La seconde année de son mariage, sa femme lui donna un fils. Cinq ans plus tard, elle lui annonça de nouvelles « espérances ». M. Bonnerot était un bon citoyen ; il accepta l’accroissement de famille qu’on lui annonçait sans grand enthousiasme, mais avec simplicité, sachant qu’il faut des enfants à la France. Un matin qu’il travaillait à son bureau, on vint l’avertir qu’il y avait du nouveau chez lui. Il sollicita la permission de sortir et regagna son appartement.
— Monsieur, lui dit le médecin, vous avez une fille.
— Voilà qui va bien, fit le bon M. Bonnerot. C’est justement ce que je désirais.
Après quoi il s’en fut embrasser sa femme et sortir pour prendre l’air. Lorsqu’il rentra chez lui une heure plus tard, il fut étonné de voir que le médecin était toujours là.

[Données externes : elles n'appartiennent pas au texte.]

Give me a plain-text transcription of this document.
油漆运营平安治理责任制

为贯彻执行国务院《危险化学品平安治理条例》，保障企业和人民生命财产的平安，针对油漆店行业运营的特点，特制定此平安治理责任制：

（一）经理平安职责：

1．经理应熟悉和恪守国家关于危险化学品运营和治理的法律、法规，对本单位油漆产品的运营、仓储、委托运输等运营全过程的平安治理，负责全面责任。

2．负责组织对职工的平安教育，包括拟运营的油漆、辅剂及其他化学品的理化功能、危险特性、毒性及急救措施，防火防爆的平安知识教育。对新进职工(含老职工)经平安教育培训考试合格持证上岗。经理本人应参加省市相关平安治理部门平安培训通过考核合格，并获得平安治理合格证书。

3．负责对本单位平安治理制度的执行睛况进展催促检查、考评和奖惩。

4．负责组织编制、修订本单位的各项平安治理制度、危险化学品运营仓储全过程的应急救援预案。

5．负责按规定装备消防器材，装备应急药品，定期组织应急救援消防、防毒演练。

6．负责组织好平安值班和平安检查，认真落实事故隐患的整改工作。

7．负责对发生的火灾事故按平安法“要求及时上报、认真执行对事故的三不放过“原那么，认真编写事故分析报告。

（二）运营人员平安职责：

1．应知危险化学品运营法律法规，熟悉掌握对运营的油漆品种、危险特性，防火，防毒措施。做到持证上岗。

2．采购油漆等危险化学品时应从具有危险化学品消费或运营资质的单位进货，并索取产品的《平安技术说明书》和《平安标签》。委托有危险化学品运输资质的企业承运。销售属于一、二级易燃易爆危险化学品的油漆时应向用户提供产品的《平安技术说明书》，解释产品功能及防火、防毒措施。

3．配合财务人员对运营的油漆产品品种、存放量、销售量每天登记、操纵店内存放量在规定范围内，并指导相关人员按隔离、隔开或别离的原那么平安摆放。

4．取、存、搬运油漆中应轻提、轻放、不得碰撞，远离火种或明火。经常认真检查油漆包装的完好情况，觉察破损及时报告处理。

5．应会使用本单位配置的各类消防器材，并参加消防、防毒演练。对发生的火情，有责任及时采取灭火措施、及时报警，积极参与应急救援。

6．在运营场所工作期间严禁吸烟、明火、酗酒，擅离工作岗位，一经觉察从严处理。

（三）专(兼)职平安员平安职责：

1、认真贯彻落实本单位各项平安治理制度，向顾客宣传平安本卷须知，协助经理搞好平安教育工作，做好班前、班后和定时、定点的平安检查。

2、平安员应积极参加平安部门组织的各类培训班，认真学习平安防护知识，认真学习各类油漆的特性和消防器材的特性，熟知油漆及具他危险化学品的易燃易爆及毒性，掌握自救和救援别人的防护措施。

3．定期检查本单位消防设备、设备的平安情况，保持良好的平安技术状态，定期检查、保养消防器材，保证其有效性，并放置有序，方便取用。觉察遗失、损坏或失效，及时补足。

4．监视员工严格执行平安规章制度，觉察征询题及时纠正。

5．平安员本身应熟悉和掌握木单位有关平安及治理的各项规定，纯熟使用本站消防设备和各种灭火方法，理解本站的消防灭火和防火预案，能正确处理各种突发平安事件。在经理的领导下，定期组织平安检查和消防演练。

— Monsieur, lui dit celui-ci, vous avez deux filles.
— Diable ! fit d’abord M. Bonnerot.
Puis il réfléchit que cette exclamation marquait un certain égoïsme, et s’en alla de fort bon cœur embrasser sa femme une seconde fois. Mais comme il était cependant un peu énervé par cette nouvelle inattendue, il prit, pour se calmer, ses registres et son livre de compte, afin d’examiner froidement comment il pourrait organiser sa vie avec ce surcroît de charges.
Il y avait quelque temps qu’il méditait sur ce problème quand le médecin reparut, l’air un peu étonné lui-même.